Werdohl in weißem Gewand

Werdohl in weiß. Zur Zeit präsentiert sich die Stadt an Lenne und Verse mit einer rund elf Zentimeter dicken Schneehaube. Für die kommenden Tage ist zwar kein neuer Schneefall, dafür aber Dauerfrost gemeldet. -  Foto: Domke

WERDOHL - Der Winter hat Werdohl fest im Griff. Fast acht Zentimeter Neuschnee kamen in der Nacht von Sonntag auf Montag hinzu und auch im Laufe des Tages rieselte es immer wieder weiß vom Himmel.

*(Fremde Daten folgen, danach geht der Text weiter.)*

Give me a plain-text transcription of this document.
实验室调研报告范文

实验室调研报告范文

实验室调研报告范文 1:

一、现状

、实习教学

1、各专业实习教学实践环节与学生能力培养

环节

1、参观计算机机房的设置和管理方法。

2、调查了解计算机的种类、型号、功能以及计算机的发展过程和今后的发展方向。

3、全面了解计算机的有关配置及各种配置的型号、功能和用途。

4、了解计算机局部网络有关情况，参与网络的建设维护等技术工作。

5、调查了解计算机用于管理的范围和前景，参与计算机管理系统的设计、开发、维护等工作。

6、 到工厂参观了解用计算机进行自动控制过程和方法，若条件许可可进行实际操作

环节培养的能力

Für die kommenden Tage sagt der Wetterbericht zwar keinen neuen Schneefall voraus, allerdings bleiben die Temperaturen dauerhaft im Minusbereich.

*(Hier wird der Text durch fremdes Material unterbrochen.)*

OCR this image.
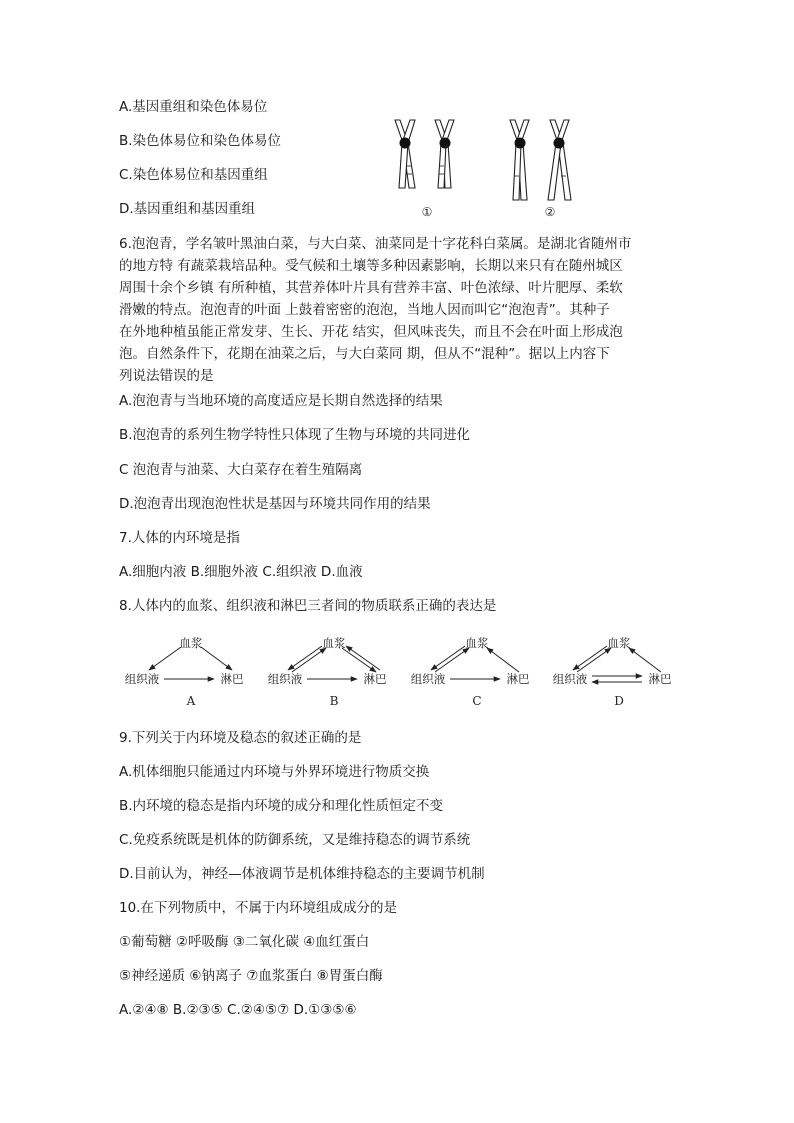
A.基因重组和染色体易位
B.染色体易位和染色体易位
C.染色体易位和基因重组
D.基因重组和基因重组	①	②
6.泡泡青，学名皱叶黑油白菜，与大白菜、油菜同是十字花科白菜属。是湖北省随州市
的地方特 有蔬菜栽培品种。受气候和土壤等多种因素影响，长期以来只有在随州城区
周围十余个乡镇 有所种植，其营养体叶片具有营养丰富、叶色浓绿、叶片肥厚、柔软
滑嫩的特点。泡泡青的叶面 上鼓着密密的泡泡，当地人因而叫它“泡泡青”。其种子
在外地种植虽能正常发芽、生长、开花 结实，但风味丧失，而且不会在叶面上形成泡
泡。自然条件下，花期在油菜之后，与大白菜同 期，但从不“混种”。据以上内容下
列说法错误的是
A.泡泡青与当地环境的高度适应是长期自然选择的结果
B.泡泡青的系列生物学特性只体现了生物与环境的共同进化
C 泡泡青与油菜、大白菜存在着生殖隔离
D.泡泡青出现泡泡性状是基因与环境共同作用的结果
7.人体的内环境是指
A.细胞内液 B.细胞外液 C.组织液 D.血液
8.人体内的血浆、组织液和淋巴三者间的物质联系正确的表达是
血浆
组织液	淋巴
A
血浆
组织液	淋巴
B
血浆
组织液	淋巴
C
血浆
组织液	淋巴
D
9.下列关于内环境及稳态的叙述正确的是
A.机体细胞只能通过内环境与外界环境进行物质交换
B.内环境的稳态是指内环境的成分和理化性质恒定不变
C.免疫系统既是机体的防御系统，又是维持稳态的调节系统
D.目前认为，神经—体液调节是机体维持稳态的主要调节机制
10.在下列物质中，不属于内环境组成成分的是
①葡萄糖 ②呼吸酶 ③二氧化碳 ④血红蛋白
⑤神经递质 ⑥钠离子 ⑦血浆蛋白 ⑧胃蛋白酶
A.②④⑧ B.②③⑤ C.②④⑤⑦ D.①③⑤⑥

„Wir waren auf den Schneefall gut vorbereitet und konnten die Straßen im gesamten Stadtgebiet ohne Probleme räumen“, berichtete Uwe Bettelhäuser, Straßenmeister des städtischen Baubetriebshofes. Er koordinierte die Räumarbeiten in Werdohl und schickte bereits um vier Uhr morgens die ersten Fahrzeuge auf die Straße. 22 seiner Mitarbeiter schoben mit schwerem Gerät den Schnee und sorgten dafür, dass der Berufsverkehr nicht beeinträchtigt wurde.

Auch einige Fußtruppen waren mit Besen, Schaufel und Streusalzeimern in der Innenstadt und rund um die Schulen unterwegs, damit auch Fußgänger und Schulkinder sicher ans Ziel kamen. Auf den Gehwegen kam zudem der kleine Traktor zum Einsatz.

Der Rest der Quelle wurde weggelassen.